I want to ask about this problem:
We have a cylinder compartment separated by a fixed piston in the middle. In the left volume we have a gas with pressure $P_L = P_0$ and on the right volume the same gas but with pressure $P_R = \frac{P_0}{2}$. The cylinder is in thermal equilibrium with a outside heat bath at temperature T.
Now the piston gets unfixed so it is able to move in the left or right direction.
I want to know, how can I calculate the position of the pistol after new equilibrium has been reached?
I suppose this is an adiabatic process since the total volume doesn't change and the heat bath keeping the Volume at constant temperature.
Best Answer
Assume the initial volume on either side of the piston to be $V$.

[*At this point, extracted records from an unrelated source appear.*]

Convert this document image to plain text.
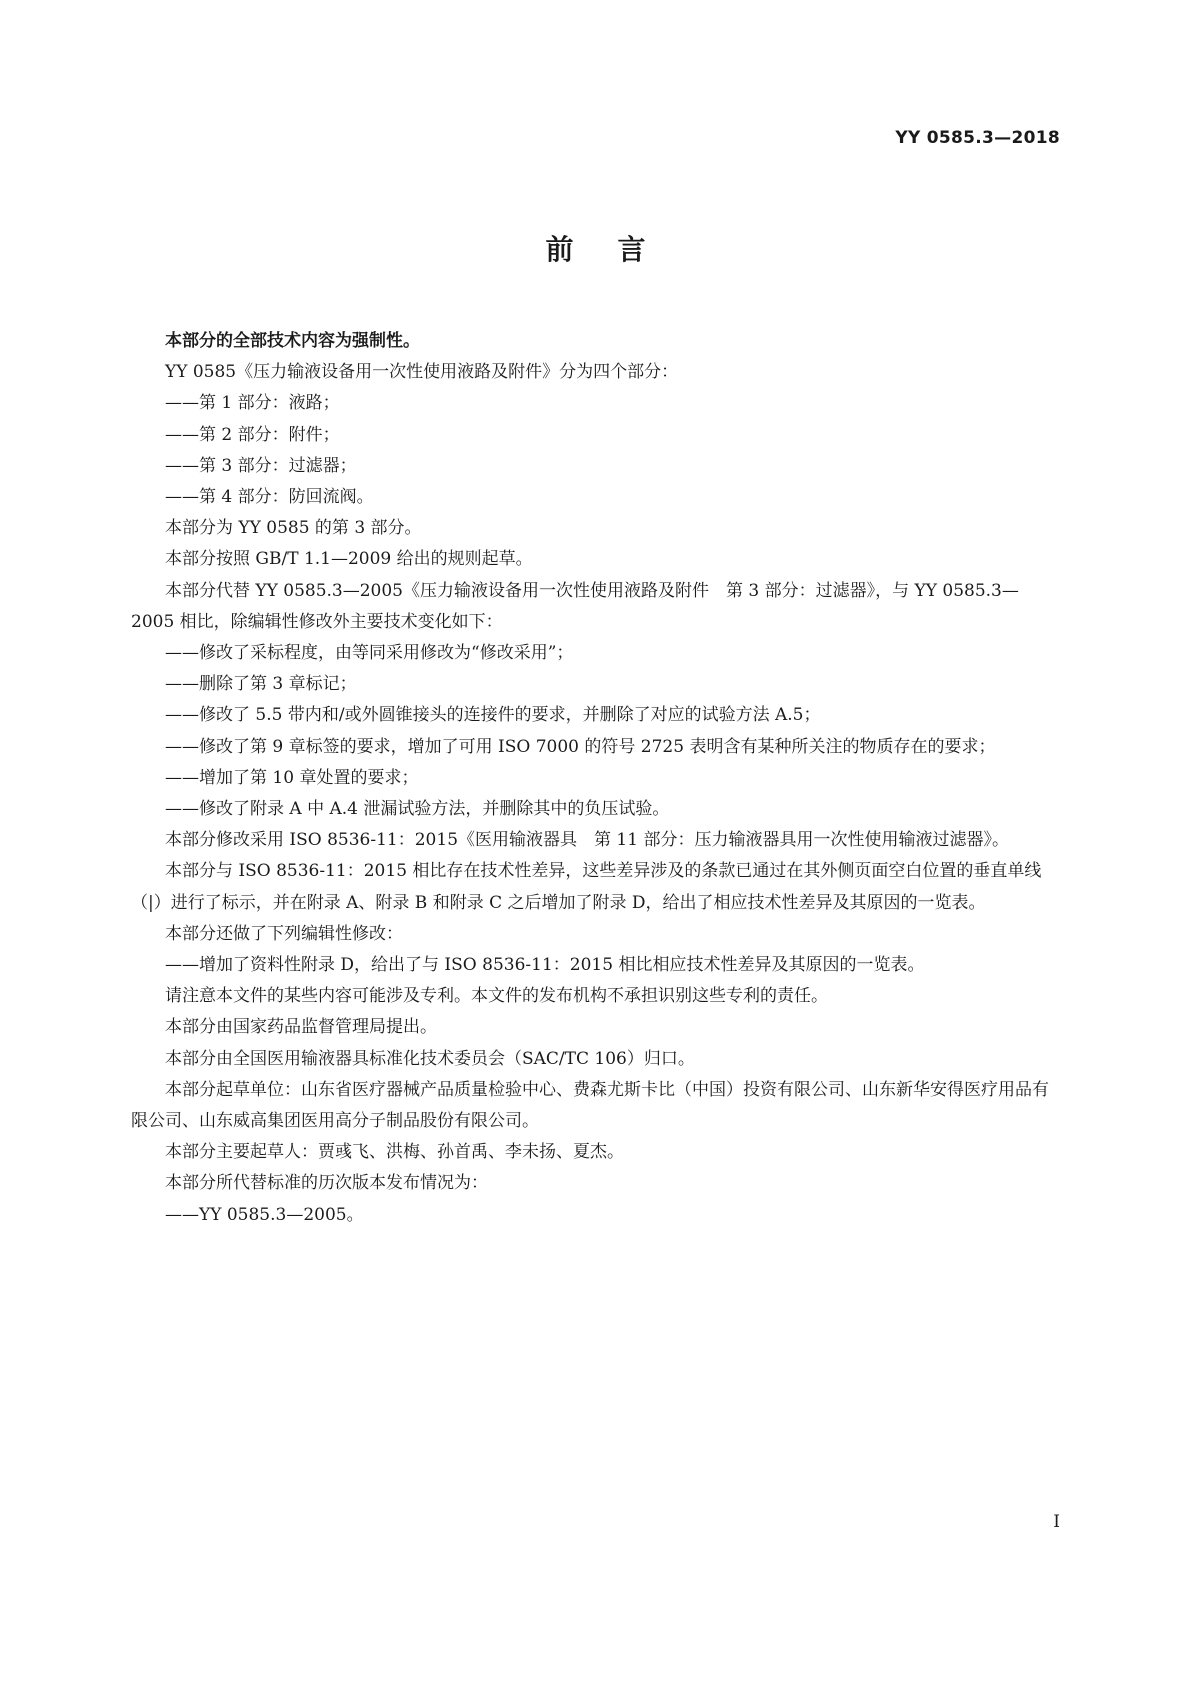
YY 0585.3—2018
前言

本部分的全部技术内容为强制性。

YY 0585《压力输液设备用一次性使用液路及附件》分为四个部分：

——第 1 部分：液路；

——第 2 部分：附件；

——第 3 部分：过滤器；

——第 4 部分：防回流阀。

本部分为 YY 0585 的第 3 部分。

本部分按照 GB/T 1.1—2009 给出的规则起草。

本部分代替 YY 0585.3—2005《压力输液设备用一次性使用液路及附件　第 3 部分：过滤器》，与 YY 0585.3—2005 相比，除编辑性修改外主要技术变化如下：

——修改了采标程度，由等同采用修改为“修改采用”；

——删除了第 3 章标记；

——修改了 5.5 带内和/或外圆锥接头的连接件的要求，并删除了对应的试验方法 A.5；

——修改了第 9 章标签的要求，增加了可用 ISO 7000 的符号 2725 表明含有某种所关注的物质存在的要求；

——增加了第 10 章处置的要求；

——修改了附录 A 中 A.4 泄漏试验方法，并删除其中的负压试验。

本部分修改采用 ISO 8536-11：2015《医用输液器具　第 11 部分：压力输液器具用一次性使用输液过滤器》。

本部分与 ISO 8536-11：2015 相比存在技术性差异，这些差异涉及的条款已通过在其外侧页面空白位置的垂直单线（|）进行了标示，并在附录 A、附录 B 和附录 C 之后增加了附录 D，给出了相应技术性差异及其原因的一览表。

本部分还做了下列编辑性修改：

——增加了资料性附录 D，给出了与 ISO 8536-11：2015 相比相应技术性差异及其原因的一览表。

请注意本文件的某些内容可能涉及专利。本文件的发布机构不承担识别这些专利的责任。

本部分由国家药品监督管理局提出。

本部分由全国医用输液器具标准化技术委员会（SAC/TC 106）归口。

本部分起草单位：山东省医疗器械产品质量检验中心、费森尤斯卡比（中国）投资有限公司、山东新华安得医疗用品有限公司、山东威高集团医用高分子制品股份有限公司。

本部分主要起草人：贾彧飞、洪梅、孙首禹、李未扬、夏杰。

本部分所代替标准的历次版本发布情况为：

——YY 0585.3—2005。

I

After the piston is released and we allow everything to come to thermal equilibrium (the temperature is then $T$ on both sides), the pressure $P$ is now equal on both sides but the volumes are not.
Call the new volumes $V_L$ and $V_R$ respectively.

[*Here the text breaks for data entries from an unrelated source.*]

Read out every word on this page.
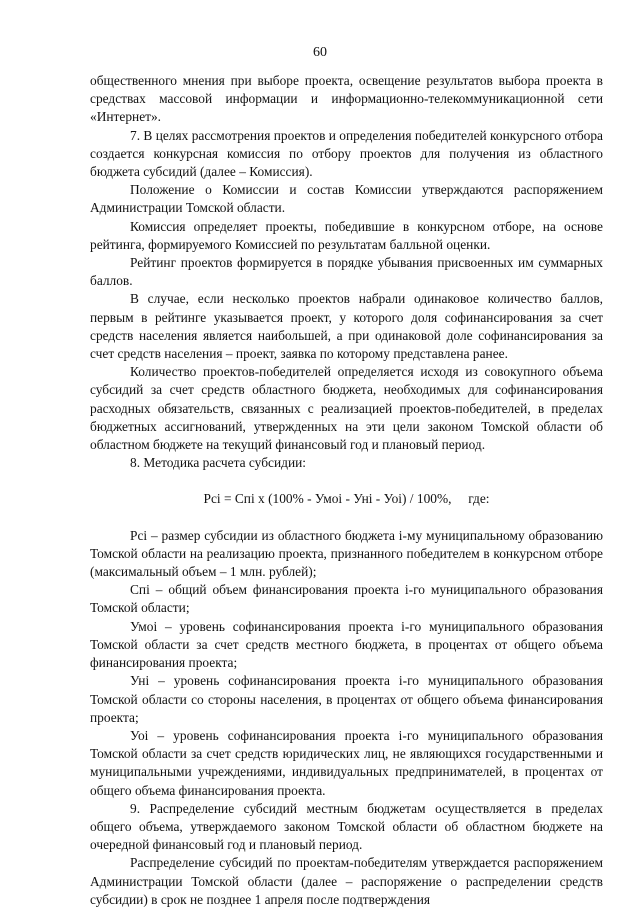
60

общественного мнения при выборе проекта, освещение результатов выбора проекта в средствах массовой информации и информационно-телекоммуникационной сети «Интернет».

7. В целях рассмотрения проектов и определения победителей конкурсного отбора создается конкурсная комиссия по отбору проектов для получения из областного бюджета субсидий (далее – Комиссия).

Положение о Комиссии и состав Комиссии утверждаются распоряжением Администрации Томской области.

Комиссия определяет проекты, победившие в конкурсном отборе, на основе рейтинга, формируемого Комиссией по результатам балльной оценки.

Рейтинг проектов формируется в порядке убывания присвоенных им суммарных баллов.

В случае, если несколько проектов набрали одинаковое количество баллов, первым в рейтинге указывается проект, у которого доля софинансирования за счет средств населения является наибольшей, а при одинаковой доле софинансирования за счет средств населения – проект, заявка по которому представлена ранее.

Количество проектов-победителей определяется исходя из совокупного объема субсидий за счет средств областного бюджета, необходимых для софинансирования расходных обязательств, связанных с реализацией проектов-победителей, в пределах бюджетных ассигнований, утвержденных на эти цели законом Томской области об областном бюджете на текущий финансовый год и плановый период.

8. Методика расчета субсидии:

Рсi = Спi x (100% - Умоi - Унi - Уоi) / 100%,     где:

Рсi – размер субсидии из областного бюджета i-му муниципальному образованию Томской области на реализацию проекта, признанного победителем в конкурсном отборе (максимальный объем – 1 млн. рублей);

Спi – общий объем финансирования проекта i-го муниципального образования Томской области;

Умоi – уровень софинансирования проекта i-го муниципального образования Томской области за счет средств местного бюджета, в процентах от общего объема финансирования проекта;

Унi – уровень софинансирования проекта i-го муниципального образования Томской области со стороны населения, в процентах от общего объема финансирования проекта;

Уоi – уровень софинансирования проекта i-го муниципального образования Томской области за счет средств юридических лиц, не являющихся государственными и муниципальными учреждениями, индивидуальных предпринимателей, в процентах от общего объема финансирования проекта.

9. Распределение субсидий местным бюджетам осуществляется в пределах общего объема, утверждаемого законом Томской области об областном бюджете на очередной финансовый год и плановый период.

Распределение субсидий по проектам-победителям утверждается распоряжением Администрации Томской области (далее – распоряжение о распределении средств субсидии) в срок не позднее 1 апреля после подтверждения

Because the transition is isothermal, with the Ideal Gas Law we can write for the left hand side:
$$P_0V=PV_L$$
And for the right hand side:
$$\frac{P_0}{2}V=PV_R$$
Multiply the last equation by $2$:
$$P_0V=2PV_R$$
Comparing the top and bottom equations we get:
$$PV_L=2PV_R$$
So we have, with the factor $P$ dropping out:
$$V_L=2V_R$$
This means that the position of the (middle of the) piston will now be two thirds to the right of the whole length of the cylinder (measured from the left hand side edge).
No. Allowing for thermal equilibrium to be established as stated in the problem, this is a purely isothermal transition.